Revenue rose 25 percent to $5.51 billion half of that coming from overseas.
Results topped Wall Street projections for earnings of $1.88 per share on revenue of $4.97 billion, according to analysts surveyed by Thomson Financial.
Chairman and Chief Executive Richard Fuld, who has led Lehman since it was spun off from American Express in 1994, has transformed the company into one of Wall Street's biggest investment banks. While Lehman's bond business has traditionally been its biggest revenue stream, Fuld has steered the bank into more profitable businesses globally, such as advising on mergers and acquisitions.

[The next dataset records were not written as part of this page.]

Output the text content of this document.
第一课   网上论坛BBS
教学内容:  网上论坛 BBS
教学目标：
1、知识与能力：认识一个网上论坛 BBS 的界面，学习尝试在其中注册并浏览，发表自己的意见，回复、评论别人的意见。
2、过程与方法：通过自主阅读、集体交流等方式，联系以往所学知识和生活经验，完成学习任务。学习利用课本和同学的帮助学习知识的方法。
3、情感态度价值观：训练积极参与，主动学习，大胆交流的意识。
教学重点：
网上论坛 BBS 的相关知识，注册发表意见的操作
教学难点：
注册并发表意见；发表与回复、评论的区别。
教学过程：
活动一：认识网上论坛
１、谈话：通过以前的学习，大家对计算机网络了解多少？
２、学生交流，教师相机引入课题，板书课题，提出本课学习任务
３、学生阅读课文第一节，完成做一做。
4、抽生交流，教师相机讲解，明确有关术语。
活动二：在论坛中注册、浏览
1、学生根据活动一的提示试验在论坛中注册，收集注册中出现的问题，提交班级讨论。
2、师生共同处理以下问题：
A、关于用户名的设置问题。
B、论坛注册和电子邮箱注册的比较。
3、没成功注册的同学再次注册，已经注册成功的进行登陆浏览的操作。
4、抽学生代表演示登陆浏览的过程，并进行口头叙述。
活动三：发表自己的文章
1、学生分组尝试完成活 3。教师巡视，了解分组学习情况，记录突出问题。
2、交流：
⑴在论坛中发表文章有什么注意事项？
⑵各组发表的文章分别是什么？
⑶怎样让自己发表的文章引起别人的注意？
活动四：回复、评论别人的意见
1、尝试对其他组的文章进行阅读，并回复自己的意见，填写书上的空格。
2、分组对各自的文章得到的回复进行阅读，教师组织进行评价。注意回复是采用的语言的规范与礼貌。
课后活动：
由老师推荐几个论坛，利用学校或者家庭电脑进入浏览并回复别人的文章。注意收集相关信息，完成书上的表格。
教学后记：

Diversifying the firm has allowed Lehman to remain profitable even as some of its key businesses lag. For example, this year the company has been able to compensate for weakness in its mortgage banking business related to subprime loans.
"Lehman kicked off the investment bank reporting season with exceptional results driven across almost all businesses with the exception of fixed income trading," said Goldman Sachs analyst William Tanona. "We expect the other brokers to rally alongside these results."
Equity trading drove Lehman's capital markets business to $3.6 billion from $3.1 billion year-over-year, a gain of 17 percent. However, the fixed income segment of that business which includes bonds, derivatives and credit products fell 14 percent to $1.9 billion from $2.2 billion a year ago because of "continued weakness in the U.S. residential mortgage business."